W zeszłym tygodniu, a więc w ostatnich dniach sierpnia zakończyły się eliminacje do piłkarskiej Ligi Mistrzów oraz Ligi Europy sezonu 2012/2013. W fazach kwalifikacyjnych nie zabrakło zespołów, które zaskoczyły na plus, ale także na minus.

> Party Poker <


W naszym krótkim podsumowaniu rund kwalifikacyjnych zaczynamy od faz eliminacyjnych Ligi Mistrzów. Tutaj totalnie zhańbił się latem dobrze znany w Poznaniu, FC Salzburg, który przegrywając z Luksemburczykami odpadł z tej edycji europejskich pucharów po rozegraniu zaledwie dwóch spotkań. To samo dotyczy też słowackiej Ziliny występującej nie tak dawno w elitarnej Lidze Mistrzów. Ten klub, to zresztą idealny przykład, jak łatwo zmarnować ponad 7 milionów euro od UEFA, bowiem Zilina nie dały rady w Europie w tym sezonie, ale również w poprzednim, kiedy to odpadła z Islandczykami.

Niestety do grona drużyn, które zawiodły zalicza się też poznański Lech, lecz w tym wypadku w Lidze Europy. Kolejorz w I rundzie kwal. LE był drugim z kolei zespołem z najwyższym współczynnikiem i podobnie wysokie miejsce zajmował także przy okazji III fazy eliminacji. W niej „niebiesko-biali” polegli i znaleźli się w gronie zaledwie paru klubów, które będąc rozstawione nie potrafiły wyeliminować przeciwnika z dużo niższym współczynnikiem od siebie. Dodatkowo w tej edycji europejskich pucharów nie popisał się też Feyenoord Rotterdam.

Holendrzy najpierw odpadli z walki o Ligę Mistrzów, a później w IV rundzie kwalifikacyjnej Ligi Europy nie dali rady Czechom. Skompromitowała się również CSKA Moskwa, która nie potrafiła odpowiednio zagrać u siebie z AIK-iem Solna, choć na Rasundzie wygrała 1:0. Jakby tego było mało, dramaty przeżyły dwa znane bułgarskie kluby z Sofii, a więc Lewski i CSKA. Oba zespoły pożegnały się z Ligą Europy odpowiednio w I i II rundzie kwalifikacyjnej, czyli bardzo szybko.
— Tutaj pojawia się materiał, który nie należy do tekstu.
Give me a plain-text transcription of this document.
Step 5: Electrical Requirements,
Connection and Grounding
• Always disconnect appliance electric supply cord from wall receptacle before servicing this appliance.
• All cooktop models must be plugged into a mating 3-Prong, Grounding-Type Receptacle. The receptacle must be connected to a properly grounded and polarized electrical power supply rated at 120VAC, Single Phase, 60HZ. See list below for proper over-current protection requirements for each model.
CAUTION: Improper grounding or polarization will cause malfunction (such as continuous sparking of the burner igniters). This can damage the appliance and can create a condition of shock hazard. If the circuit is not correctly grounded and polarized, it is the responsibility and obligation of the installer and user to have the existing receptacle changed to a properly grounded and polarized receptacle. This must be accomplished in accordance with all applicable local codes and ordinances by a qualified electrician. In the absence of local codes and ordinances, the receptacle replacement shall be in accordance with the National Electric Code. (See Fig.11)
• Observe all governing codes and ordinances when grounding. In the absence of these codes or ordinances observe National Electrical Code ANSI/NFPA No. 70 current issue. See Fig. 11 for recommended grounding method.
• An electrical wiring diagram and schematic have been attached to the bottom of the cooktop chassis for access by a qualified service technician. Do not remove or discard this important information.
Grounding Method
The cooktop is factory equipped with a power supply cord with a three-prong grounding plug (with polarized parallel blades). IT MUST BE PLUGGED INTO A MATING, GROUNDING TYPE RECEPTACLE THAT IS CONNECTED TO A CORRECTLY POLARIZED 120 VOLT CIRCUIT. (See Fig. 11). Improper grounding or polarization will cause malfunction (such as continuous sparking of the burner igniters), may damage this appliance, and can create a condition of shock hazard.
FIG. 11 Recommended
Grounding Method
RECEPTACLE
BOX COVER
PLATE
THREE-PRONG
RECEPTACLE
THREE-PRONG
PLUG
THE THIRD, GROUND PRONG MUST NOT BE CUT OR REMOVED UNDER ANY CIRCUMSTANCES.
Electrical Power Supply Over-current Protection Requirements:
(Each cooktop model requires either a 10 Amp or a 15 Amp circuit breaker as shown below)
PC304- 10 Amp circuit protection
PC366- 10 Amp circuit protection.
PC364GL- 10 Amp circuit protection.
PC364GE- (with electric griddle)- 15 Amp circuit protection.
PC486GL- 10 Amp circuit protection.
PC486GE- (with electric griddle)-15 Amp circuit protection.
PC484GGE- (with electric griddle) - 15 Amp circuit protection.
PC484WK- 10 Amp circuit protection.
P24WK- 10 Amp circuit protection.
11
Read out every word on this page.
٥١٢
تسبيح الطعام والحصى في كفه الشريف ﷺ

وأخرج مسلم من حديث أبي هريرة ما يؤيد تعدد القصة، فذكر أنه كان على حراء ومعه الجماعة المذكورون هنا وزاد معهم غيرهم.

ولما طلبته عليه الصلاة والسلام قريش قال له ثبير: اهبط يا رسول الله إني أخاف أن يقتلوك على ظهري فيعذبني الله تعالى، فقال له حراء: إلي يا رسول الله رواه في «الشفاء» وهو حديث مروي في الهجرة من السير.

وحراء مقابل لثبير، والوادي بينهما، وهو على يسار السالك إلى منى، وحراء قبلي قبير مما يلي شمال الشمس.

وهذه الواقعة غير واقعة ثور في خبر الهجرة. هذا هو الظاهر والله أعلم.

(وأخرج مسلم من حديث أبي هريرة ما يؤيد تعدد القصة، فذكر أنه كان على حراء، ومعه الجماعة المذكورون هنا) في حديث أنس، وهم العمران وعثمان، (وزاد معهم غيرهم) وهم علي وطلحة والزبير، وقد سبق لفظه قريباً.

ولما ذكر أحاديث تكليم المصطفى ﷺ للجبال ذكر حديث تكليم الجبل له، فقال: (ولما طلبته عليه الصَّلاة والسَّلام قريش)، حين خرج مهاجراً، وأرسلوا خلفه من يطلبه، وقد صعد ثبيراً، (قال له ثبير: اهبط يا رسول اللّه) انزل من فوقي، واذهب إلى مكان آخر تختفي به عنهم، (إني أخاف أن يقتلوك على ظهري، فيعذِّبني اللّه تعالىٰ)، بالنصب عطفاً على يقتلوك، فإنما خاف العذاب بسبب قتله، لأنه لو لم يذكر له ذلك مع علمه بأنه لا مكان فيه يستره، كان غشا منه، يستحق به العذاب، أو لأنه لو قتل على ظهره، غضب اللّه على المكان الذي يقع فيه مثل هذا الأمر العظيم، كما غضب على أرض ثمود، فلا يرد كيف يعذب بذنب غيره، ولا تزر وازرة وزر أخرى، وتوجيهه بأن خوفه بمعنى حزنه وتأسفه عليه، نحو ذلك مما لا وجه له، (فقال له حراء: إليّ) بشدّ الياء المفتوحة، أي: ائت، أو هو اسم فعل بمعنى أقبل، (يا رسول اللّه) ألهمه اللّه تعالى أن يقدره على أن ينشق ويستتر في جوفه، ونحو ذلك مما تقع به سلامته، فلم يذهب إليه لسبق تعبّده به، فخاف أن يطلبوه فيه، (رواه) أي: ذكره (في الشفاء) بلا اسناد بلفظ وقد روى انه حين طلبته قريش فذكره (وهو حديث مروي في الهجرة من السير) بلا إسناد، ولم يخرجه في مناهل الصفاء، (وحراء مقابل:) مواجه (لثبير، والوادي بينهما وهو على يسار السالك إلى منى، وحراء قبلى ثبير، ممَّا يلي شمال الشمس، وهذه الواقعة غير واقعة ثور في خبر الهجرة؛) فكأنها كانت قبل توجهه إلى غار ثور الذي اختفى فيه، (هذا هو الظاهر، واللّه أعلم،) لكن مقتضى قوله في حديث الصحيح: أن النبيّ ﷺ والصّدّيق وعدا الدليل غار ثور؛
To jednak nic w porównaniu z tym, czego „dokonał” APOEL Nikozja. Cypryjczycy w ubiegłym sezonie Ligi Mistrzów doszli aż ćwierćfinału, a to oznacza, że na premiach od UEFA itp. zarobili około 20 mln euro. Przed tymi rozgrywkami z APOEL-u odeszło jednak paru czołowych piłkarzy i tym samym gracze z Nikozji nie tak dawno zhańbili się w dwumeczu z azerskim Nefchti Baku. Tymczasem prócz ośmiu klubów, które zawiodły w tej edycji europejskich pucharów były również takie, które zaskoczyły na plus i to nawet mocno.
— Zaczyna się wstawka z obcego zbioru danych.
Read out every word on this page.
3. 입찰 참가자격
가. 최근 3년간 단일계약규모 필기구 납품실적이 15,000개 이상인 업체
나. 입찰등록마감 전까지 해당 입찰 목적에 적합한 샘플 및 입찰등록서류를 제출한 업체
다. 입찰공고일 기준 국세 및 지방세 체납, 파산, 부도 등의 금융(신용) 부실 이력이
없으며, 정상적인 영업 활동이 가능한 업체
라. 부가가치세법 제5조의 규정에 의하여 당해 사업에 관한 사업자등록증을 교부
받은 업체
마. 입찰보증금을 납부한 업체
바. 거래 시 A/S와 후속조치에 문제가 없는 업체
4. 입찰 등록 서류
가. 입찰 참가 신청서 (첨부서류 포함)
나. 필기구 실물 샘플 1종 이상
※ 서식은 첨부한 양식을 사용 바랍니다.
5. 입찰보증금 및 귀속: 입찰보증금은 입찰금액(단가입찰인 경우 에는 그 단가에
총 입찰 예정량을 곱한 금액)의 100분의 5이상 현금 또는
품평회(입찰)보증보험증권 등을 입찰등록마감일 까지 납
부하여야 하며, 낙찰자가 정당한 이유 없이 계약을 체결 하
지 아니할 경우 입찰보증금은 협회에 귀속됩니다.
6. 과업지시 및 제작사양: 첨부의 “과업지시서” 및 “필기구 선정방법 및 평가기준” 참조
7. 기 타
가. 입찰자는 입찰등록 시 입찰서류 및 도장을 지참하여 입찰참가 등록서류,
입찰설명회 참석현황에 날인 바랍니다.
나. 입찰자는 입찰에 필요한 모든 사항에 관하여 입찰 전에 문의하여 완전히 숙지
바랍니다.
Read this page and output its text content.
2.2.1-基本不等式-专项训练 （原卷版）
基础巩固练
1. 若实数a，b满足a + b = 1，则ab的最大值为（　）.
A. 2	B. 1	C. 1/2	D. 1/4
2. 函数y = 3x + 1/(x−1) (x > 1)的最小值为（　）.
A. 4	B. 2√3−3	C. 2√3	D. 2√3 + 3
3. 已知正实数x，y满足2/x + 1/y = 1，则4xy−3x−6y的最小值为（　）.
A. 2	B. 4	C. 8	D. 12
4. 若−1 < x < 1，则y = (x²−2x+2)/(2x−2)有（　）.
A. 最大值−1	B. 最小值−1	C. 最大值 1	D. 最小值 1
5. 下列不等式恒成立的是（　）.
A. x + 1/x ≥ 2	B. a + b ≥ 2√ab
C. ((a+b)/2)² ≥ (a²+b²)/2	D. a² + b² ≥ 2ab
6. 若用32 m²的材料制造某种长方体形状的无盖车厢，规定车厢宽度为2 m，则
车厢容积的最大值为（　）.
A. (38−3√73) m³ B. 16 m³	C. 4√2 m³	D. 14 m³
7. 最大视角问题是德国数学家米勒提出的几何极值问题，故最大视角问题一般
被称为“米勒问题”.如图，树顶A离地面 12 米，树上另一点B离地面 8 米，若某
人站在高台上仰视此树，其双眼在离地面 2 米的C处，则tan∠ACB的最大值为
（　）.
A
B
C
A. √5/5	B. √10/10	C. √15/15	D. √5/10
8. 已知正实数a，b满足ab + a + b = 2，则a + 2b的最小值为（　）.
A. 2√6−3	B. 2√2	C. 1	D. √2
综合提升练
W zeszłym sezonie Dila Gori zajęła dopiero 7. miejsce w lidze gruzińskiej, ale do Ligi Europy awansowała dzięki wygranej w finale pucharu krajowego. W ogóle nieznany nawet w Gruzji zespół w tej edycji Ligi Europy wyeliminował Aarhus z Danii oraz Ahorthosis z Cypru i potknął się dopiero w dwumeczu z portugalskim Maritimo. Spory sukces jak na swoje możliwości osiągnął również FC Dudelange. Luksemburczycy po wyeliminowaniu wspomnianego wcześniej Salzburga grali w III rundzie kwal. LM, ale tam przegrali i trafili do IV fazy el. LE, gdzie podobnie jak Gruzini, ulegli w dwumeczu.

Jeszcze więcej spotkań w tej edycji europejskich od Luksemburczyków i pucharów rozegrała natomiast Zeta. Czarnogórcy występowali od I rundy kwalifikacyjnej Ligi Europy z bardzo niskim współczynnikiem, ale to nie przeszkodziło im odprawić z kwitkiem Pyunika Erywań, JJK z Finlandii oraz FK Sarajevo. W IV rundzie el. LE brała również udział Mura 05 Murska Sobota. Słoweński klub także przeszedł trzy rundy kwalifikacyjne, ale to miało ogromny wpływ na jego postawę w lidze, w której Mura zamyka tabelę. Drużyna z Murskiej Soboty w tej edycji LE miała jednak dużo szczęścia.

Po sportowym wyeliminowaniu FK Baku i CSKA Sofia w III rundzie el. LE Mura mierzyła się z Arsenałem Kijów. Ukraińcy wygrali pierwsze spotkanie, ale dostali walkowera i choć w rewanżu zwyciężyli 2:0, to jednak dalej awansowała słoweńska ekipa. Tą edycję pucharów do udanych może zaliczyć też norweskie Molde, które co prawda do LM nie awansowało, ale w ostatniej fazie kwalifikacyjnej LE w obu meczach pokonało Heerenveen. W fazie grupowej Ligi Europy po dojściu do IV fazy el. LM wystąpi również sensacyjny i nikomu nieznany Mistrz Izraela, Hapoel Kiryat Shmona oraz wspominany wcześniej i dobrze znany u nas AIK Solna.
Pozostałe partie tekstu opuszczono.